The Group is an equal opportunities employer and promotes an environment free from discrimination. The Group’s policy on diversification extends to the Board. New Board appointments are based on a balance of skills and experience and will always be objective, free from bias and based solely upon relevant experience, knowledge and individual merit. A copy of the Group’s Equality, Diversity and Inclusion Policy can be found at the Group’s website www.wates.co.uk
The Board last undertook a formal effectiveness review facilitated by an independent external advisor in 2015 and has scheduled the next independent review for 2018, in accordance with the three year cycle set out in the UK Corporate Governance Code. Improvement actions emanating from the last assessment to further strengthen and enhance the Board’s performance have been implemented on an on-going basis. The Board plans to undertake an informal assessment of its effectiveness during 2017 to determine successful execution of the actions plans, particularly around individual development of Board members and the organisation and timing of matters reserved to the Board.

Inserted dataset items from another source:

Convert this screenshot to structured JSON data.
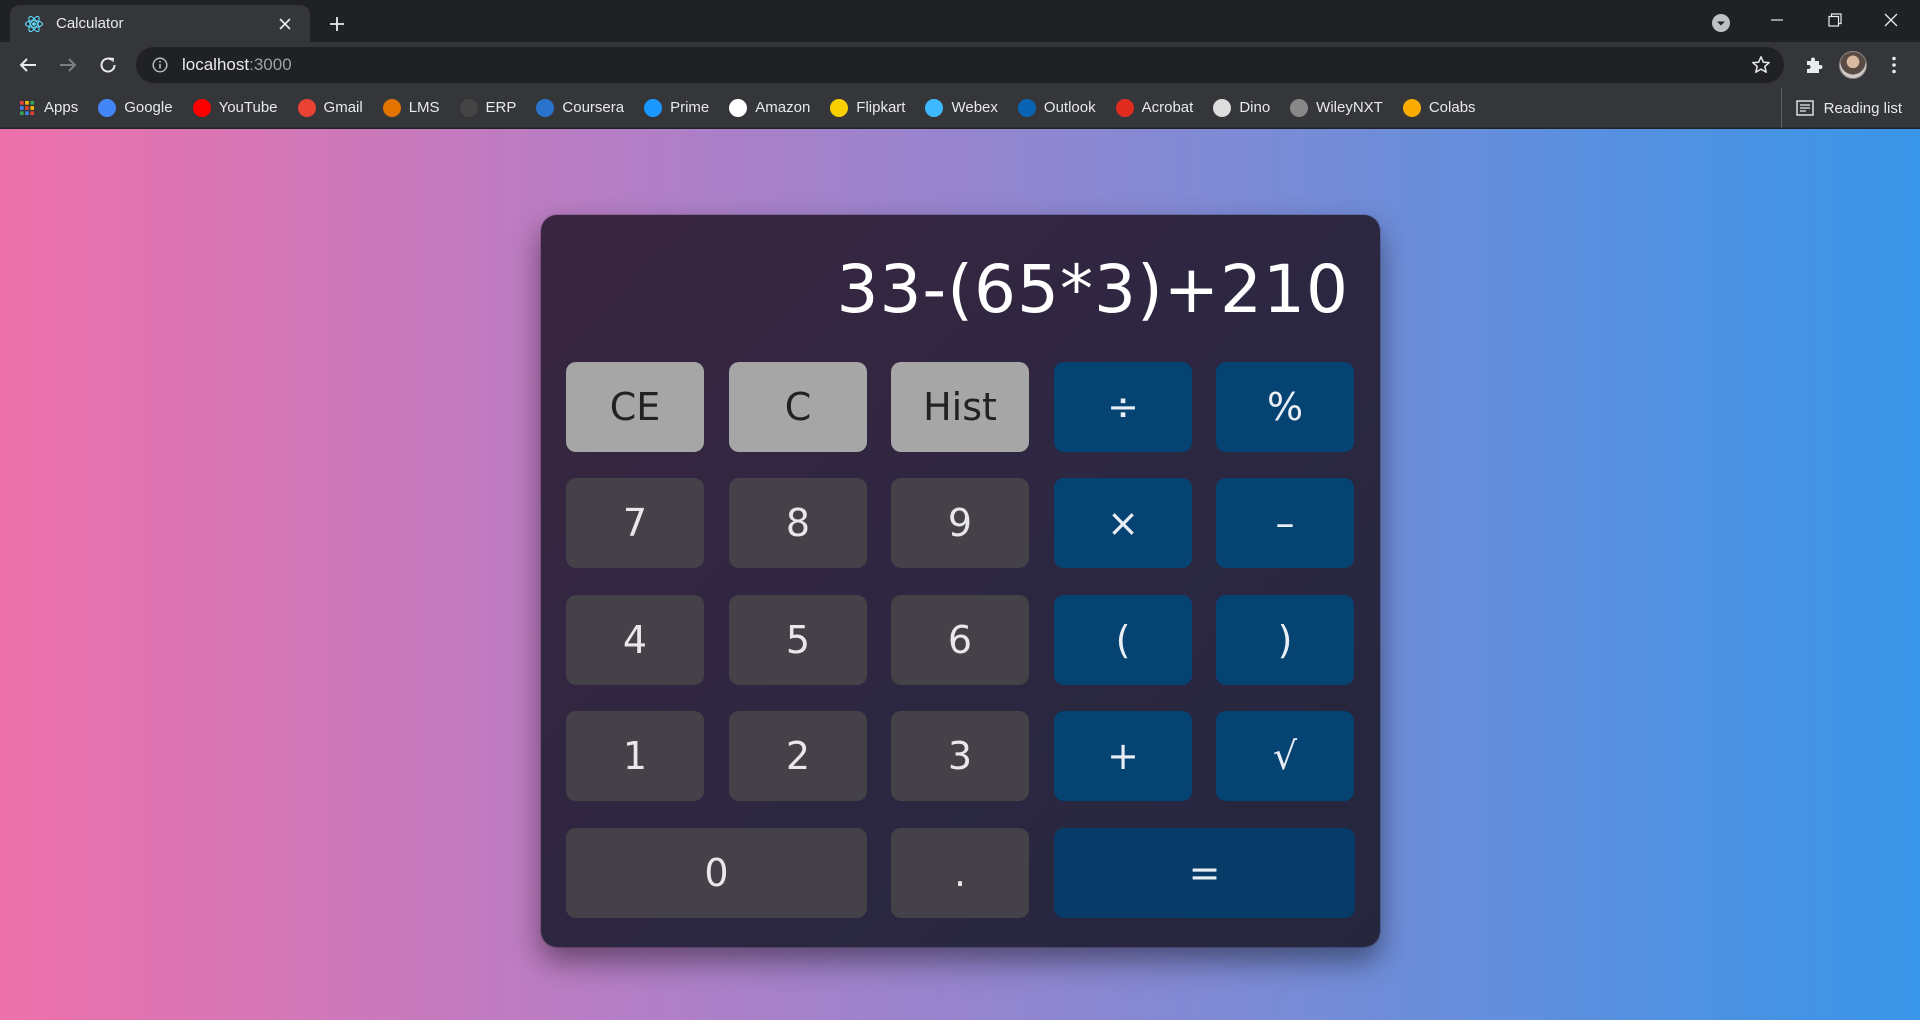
{
  "browser": {
    "tab_title": "Calculator",
    "address_host": "localhost",
    "address_port": ":3000",
    "bookmarks": [
      {
        "label": "Apps",
        "icon": "apps-grid-icon",
        "color": "#ea4335"
      },
      {
        "label": "Google",
        "icon": "google-icon",
        "color": "#4285f4"
      },
      {
        "label": "YouTube",
        "icon": "youtube-icon",
        "color": "#ff0000"
      },
      {
        "label": "Gmail",
        "icon": "gmail-icon",
        "color": "#ea4335"
      },
      {
        "label": "LMS",
        "icon": "lms-icon",
        "color": "#e37400"
      },
      {
        "label": "ERP",
        "icon": "erp-icon",
        "color": "#444444"
      },
      {
        "label": "Coursera",
        "icon": "coursera-icon",
        "color": "#2a73cc"
      },
      {
        "label": "Prime",
        "icon": "prime-video-icon",
        "color": "#1a98ff"
      },
      {
        "label": "Amazon",
        "icon": "amazon-icon",
        "color": "#ffffff"
      },
      {
        "label": "Flipkart",
        "icon": "flipkart-icon",
        "color": "#f8d000"
      },
      {
        "label": "Webex",
        "icon": "webex-icon",
        "color": "#3dbaff"
      },
      {
        "label": "Outlook",
        "icon": "outlook-icon",
        "color": "#0a64b4"
      },
      {
        "label": "Acrobat",
        "icon": "acrobat-icon",
        "color": "#e02c1f"
      },
      {
        "label": "Dino",
        "icon": "dino-icon",
        "color": "#dddddd"
      },
      {
        "label": "WileyNXT",
        "icon": "wileynxt-icon",
        "color": "#888888"
      },
      {
        "label": "Colabs",
        "icon": "colab-icon",
        "color": "#f9ab00"
      }
    ],
    "reading_list": "Reading list"
  },
  "calculator": {
    "display": "33-(65*3)+210",
    "keys": [
      {
        "label": "CE",
        "kind": "func",
        "name": "clear-entry-button"
      },
      {
        "label": "C",
        "kind": "func",
        "name": "clear-button"
      },
      {
        "label": "Hist",
        "kind": "func",
        "name": "history-button"
      },
      {
        "label": "÷",
        "kind": "op",
        "name": "divide-button"
      },
      {
        "label": "%",
        "kind": "op",
        "name": "percent-button"
      },
      {
        "label": "7",
        "kind": "num",
        "name": "digit-7-button"
      },
      {
        "label": "8",
        "kind": "num",
        "name": "digit-8-button"
      },
      {
        "label": "9",
        "kind": "num",
        "name": "digit-9-button"
      },
      {
        "label": "×",
        "kind": "op",
        "name": "multiply-button"
      },
      {
        "label": "–",
        "kind": "op",
        "name": "subtract-button"
      },
      {
        "label": "4",
        "kind": "num",
        "name": "digit-4-button"
      },
      {
        "label": "5",
        "kind": "num",
        "name": "digit-5-button"
      },
      {
        "label": "6",
        "kind": "num",
        "name": "digit-6-button"
      },
      {
        "label": "(",
        "kind": "op",
        "name": "open-paren-button"
      },
      {
        "label": ")",
        "kind": "op",
        "name": "close-paren-button"
      },
      {
        "label": "1",
        "kind": "num",
        "name": "digit-1-button"
      },
      {
        "label": "2",
        "kind": "num",
        "name": "digit-2-button"
      },
      {
        "label": "3",
        "kind": "num",
        "name": "digit-3-button"
      },
      {
        "label": "+",
        "kind": "op",
        "name": "add-button"
      },
      {
        "label": "√",
        "kind": "op",
        "name": "sqrt-button"
      },
      {
        "label": "0",
        "kind": "num",
        "name": "digit-0-button"
      },
      {
        "label": ".",
        "kind": "num",
        "name": "decimal-button"
      },
      {
        "label": "=",
        "kind": "eq",
        "name": "equals-button"
      }
    ]
  },
  "colors": {
    "func_key": "#a6a6a6",
    "num_key": "#454148",
    "op_key": "#054373",
    "gradient_left": "#ee71ab",
    "gradient_right": "#3895e8"
  }
}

The Board delegates a number of specific duties to the Audit Committee, in order to assist in the discharge of its duties and to bring independent oversight to the Group’s activities. The Committee’s primary concerns are the integrity of the Group’s financial statements; the effectiveness of internal controls; the performance of the internal audit function; performance and independence of the external auditors; and compliance with legal and regulatory requirements.
PricewaterhouseCoopers LLP was re-appointed external auditors at the Group’s AGM in April 2016. The Committee assesses the effectiveness of their performance every year after completion of the annual audit plan.
Reporting to the Audit Committee Internal Audit is an independent objective assurance and advisory function established by the Board to provide assurance on controls and operations.
Its primary task is to assist the operating businesses accomplish their objectives by bringing a systematic disciplined approach to the evaluation and improvement of controls, risk management and asses protection.
Remuneration CommitteeThe Committee’s primary objective is to set remuneration at a level that will enhance the Group’s resources by attracting, retaining and motivating quality senior management who can deliver the Group’s strategic ambitions within a framework aligned with shareholder interests.
The Board operates a Nomination Committee to ensure that the Board remains balanced and effective, that succession plans are in place, and that its structure, composition and skills remain aligned to the Group’s strategic objectives.
The Executive Committee consists of individuals responsible for the strategic business units and key functions. Together they are responsible for the day to day management of the Group’s business affairs under the leadership of the Chief Executive. This includes formulating strategy proposals for Board approval and ensuring that the agreed strategy is implemented in a timely and effective manner.
Group Risk Committee
The Group operates a Risk Committee to ensure that inherent and emerging risks in the Business are identified and managed in a timely manner and at an appropriate level. The Committee reviews the organisation’s response to specific areas of risk, and approves standards and processes where control weaknesses are considered to exist.
Reshaping Tomorrow CommitteeThe Reshaping Tomorrow Committee is a delegated authority of the Executive Committee, with the primary purpose of providing strategic leadership direction and oversight and setting the Group’s policy on corporate responsibility. Its scope covers environment issues, community investment, diversity and inclusion.
The Board takes ultimate responsibility for the Group’s systems of risk management and internal control, and for reviewing their effectiveness.